2 Mississippi State University Libraries, 395 Hardy Road, Mississippi State, MS 39762, USA.
Abstract
Biotic disjunctions, the occurrences of related organisms in disconnected areas of the Earth, have attracted scientific attention for past 200 years. Despite being represented in many familiar plants such as bald cypress, flowering dogwood, sweetgum, partridgeberry, etc., the eastern North American (ENA)Mexican (M) disjunction remains poorly understood. Major outstanding questions include the divergence times of taxa exhibiting the disjunction and environmental/geological processes that may underlie the disjunction. Symphyotrichum, one of the most diverse genera in the eastern US, extends across the Americas, the Caribbean, and Eurasia, with several examples of disjunct ENA-M taxa. We performed molecular work using herbarium specimens to sequence accessions representing most of the species-level diversity of broader Symphyotrichum. We performed a sequence capture approach on DNA libraries using the Angiosperms353 baitset and used HybPiper to assemble the sequence data.

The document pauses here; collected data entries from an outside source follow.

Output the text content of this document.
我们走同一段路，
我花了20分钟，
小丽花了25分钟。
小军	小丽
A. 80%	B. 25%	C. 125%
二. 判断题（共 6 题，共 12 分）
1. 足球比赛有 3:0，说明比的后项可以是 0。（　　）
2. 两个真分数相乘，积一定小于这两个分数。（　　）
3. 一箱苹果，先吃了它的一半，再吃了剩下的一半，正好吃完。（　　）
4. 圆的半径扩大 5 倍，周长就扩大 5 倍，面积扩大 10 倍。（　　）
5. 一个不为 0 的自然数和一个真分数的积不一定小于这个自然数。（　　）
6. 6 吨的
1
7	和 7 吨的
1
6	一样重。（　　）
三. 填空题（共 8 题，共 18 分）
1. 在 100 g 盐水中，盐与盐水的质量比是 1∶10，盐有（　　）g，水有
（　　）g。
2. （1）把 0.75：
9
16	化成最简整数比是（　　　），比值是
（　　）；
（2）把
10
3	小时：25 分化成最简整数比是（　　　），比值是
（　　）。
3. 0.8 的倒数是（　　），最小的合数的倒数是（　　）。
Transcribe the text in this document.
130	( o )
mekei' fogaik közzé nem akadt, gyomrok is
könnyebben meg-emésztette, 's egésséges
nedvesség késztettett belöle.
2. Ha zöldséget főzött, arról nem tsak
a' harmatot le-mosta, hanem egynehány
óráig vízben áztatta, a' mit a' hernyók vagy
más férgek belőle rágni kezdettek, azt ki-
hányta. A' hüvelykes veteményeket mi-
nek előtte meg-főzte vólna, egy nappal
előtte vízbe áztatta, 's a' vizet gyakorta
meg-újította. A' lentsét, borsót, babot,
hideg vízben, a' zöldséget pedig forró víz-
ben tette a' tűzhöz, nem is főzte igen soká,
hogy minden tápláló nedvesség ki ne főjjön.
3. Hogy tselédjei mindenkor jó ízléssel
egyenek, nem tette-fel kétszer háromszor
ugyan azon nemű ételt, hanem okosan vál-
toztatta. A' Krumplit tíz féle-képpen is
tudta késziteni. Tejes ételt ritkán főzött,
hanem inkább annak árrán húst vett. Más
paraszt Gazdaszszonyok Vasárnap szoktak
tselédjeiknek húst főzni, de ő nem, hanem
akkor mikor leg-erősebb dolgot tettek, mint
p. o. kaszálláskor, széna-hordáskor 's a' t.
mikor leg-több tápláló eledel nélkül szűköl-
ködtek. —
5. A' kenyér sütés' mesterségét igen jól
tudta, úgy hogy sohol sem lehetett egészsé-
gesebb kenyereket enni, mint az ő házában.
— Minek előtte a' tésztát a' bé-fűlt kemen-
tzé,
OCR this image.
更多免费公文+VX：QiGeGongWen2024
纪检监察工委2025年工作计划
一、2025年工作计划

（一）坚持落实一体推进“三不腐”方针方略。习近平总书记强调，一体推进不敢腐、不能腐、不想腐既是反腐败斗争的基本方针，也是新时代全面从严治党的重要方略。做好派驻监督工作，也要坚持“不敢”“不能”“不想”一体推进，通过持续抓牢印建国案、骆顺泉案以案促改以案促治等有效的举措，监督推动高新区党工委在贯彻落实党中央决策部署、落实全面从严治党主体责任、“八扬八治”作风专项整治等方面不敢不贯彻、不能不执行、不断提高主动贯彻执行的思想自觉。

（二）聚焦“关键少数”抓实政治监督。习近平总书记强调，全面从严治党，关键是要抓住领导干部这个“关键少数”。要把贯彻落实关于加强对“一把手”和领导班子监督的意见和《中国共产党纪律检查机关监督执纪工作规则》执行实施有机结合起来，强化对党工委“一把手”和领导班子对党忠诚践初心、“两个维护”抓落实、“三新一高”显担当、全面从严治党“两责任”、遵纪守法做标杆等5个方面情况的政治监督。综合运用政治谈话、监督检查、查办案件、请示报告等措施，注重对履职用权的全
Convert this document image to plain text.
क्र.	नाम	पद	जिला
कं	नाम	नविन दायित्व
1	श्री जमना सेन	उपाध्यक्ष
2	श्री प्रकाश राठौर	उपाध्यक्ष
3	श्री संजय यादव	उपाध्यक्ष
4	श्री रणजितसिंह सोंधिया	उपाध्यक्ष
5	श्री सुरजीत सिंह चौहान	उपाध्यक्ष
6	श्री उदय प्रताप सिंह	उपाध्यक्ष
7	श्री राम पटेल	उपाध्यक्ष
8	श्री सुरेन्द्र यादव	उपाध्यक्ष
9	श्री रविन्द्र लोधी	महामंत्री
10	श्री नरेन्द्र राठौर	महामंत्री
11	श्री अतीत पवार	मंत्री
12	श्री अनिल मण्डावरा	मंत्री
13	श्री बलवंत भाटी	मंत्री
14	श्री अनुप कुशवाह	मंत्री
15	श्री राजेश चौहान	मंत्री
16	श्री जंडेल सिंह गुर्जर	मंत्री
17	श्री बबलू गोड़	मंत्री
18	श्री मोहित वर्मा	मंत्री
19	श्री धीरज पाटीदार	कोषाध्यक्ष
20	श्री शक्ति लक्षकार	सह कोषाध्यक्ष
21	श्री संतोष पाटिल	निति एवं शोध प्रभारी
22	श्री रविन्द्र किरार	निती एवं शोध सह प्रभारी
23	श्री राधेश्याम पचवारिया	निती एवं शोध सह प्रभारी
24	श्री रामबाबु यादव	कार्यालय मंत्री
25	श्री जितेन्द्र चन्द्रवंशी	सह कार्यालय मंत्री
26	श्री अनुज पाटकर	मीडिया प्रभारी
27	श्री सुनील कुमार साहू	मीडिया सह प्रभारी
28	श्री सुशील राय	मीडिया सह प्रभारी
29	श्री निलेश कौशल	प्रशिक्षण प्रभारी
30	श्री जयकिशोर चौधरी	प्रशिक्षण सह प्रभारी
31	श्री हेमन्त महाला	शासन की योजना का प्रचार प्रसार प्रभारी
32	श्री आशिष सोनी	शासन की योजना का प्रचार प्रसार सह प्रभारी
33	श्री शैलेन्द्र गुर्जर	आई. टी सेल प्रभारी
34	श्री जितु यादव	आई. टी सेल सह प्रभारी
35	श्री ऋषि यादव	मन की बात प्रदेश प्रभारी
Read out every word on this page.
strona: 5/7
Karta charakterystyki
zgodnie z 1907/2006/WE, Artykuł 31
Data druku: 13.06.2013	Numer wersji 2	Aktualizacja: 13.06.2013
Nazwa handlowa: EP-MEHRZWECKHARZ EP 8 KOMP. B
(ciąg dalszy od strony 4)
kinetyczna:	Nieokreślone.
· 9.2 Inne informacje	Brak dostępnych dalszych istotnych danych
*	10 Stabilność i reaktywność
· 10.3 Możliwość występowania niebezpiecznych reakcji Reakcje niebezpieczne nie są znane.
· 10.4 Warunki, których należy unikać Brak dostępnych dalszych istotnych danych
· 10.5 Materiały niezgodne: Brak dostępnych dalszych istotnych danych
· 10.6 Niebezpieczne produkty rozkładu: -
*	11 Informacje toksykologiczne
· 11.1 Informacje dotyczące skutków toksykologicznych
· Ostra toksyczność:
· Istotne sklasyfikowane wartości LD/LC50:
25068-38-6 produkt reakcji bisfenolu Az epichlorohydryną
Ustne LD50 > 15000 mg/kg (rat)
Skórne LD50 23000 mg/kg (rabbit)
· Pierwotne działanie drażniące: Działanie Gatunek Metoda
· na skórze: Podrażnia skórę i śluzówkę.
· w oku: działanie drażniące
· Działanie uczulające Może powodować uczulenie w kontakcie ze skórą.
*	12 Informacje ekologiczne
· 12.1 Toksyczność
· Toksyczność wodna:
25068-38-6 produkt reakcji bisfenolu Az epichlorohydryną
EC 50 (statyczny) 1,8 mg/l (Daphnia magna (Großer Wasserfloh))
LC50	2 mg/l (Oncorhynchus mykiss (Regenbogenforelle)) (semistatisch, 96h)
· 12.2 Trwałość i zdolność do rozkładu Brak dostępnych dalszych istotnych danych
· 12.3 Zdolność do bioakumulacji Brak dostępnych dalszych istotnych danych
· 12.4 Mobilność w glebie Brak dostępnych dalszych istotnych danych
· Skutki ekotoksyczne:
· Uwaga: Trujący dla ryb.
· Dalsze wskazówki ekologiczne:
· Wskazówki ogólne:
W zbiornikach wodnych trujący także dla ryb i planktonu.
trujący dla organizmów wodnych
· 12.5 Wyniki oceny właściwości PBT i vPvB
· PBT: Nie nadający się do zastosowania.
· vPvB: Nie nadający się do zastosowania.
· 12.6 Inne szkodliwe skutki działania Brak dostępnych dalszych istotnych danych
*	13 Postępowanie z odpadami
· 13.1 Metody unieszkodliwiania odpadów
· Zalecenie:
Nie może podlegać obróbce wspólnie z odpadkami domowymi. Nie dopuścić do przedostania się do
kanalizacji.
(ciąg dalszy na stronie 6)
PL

Our phylogenetic analyses used both concatenation in RAxML-NG and coalescence in ASTRAL-III. We used MCMCTREE to perform divergence time estimation and R package BioGeoBEARS to infer ancestral regions and biogeographic transitions between North America and Mexico.Finally, we used an ancestral niche reconstruction approach in Utremi to test for a role of historical aridification in generating the disjunction. Our molecular data suggest a recent radiation of Symphyotrichum at the Plio-Pleistocene boundary (~2.5 mya), with early connections to Mexico in ancestral lineages that closed off shortly after. Several subsequent dispersals to Mexico in the mid-Pleistocene were followed by vicariance across this region. Except for some present-day broadly distributed species, there is a complete lack of movement between ENA and M after 1 mya. A reconstructed disjunct distribution of suitable habitat in Pleistocene climatic models corroborate results from biogeographic modeling and confirm a role for aridification in the North American interior in creating the ENA-M disjunction.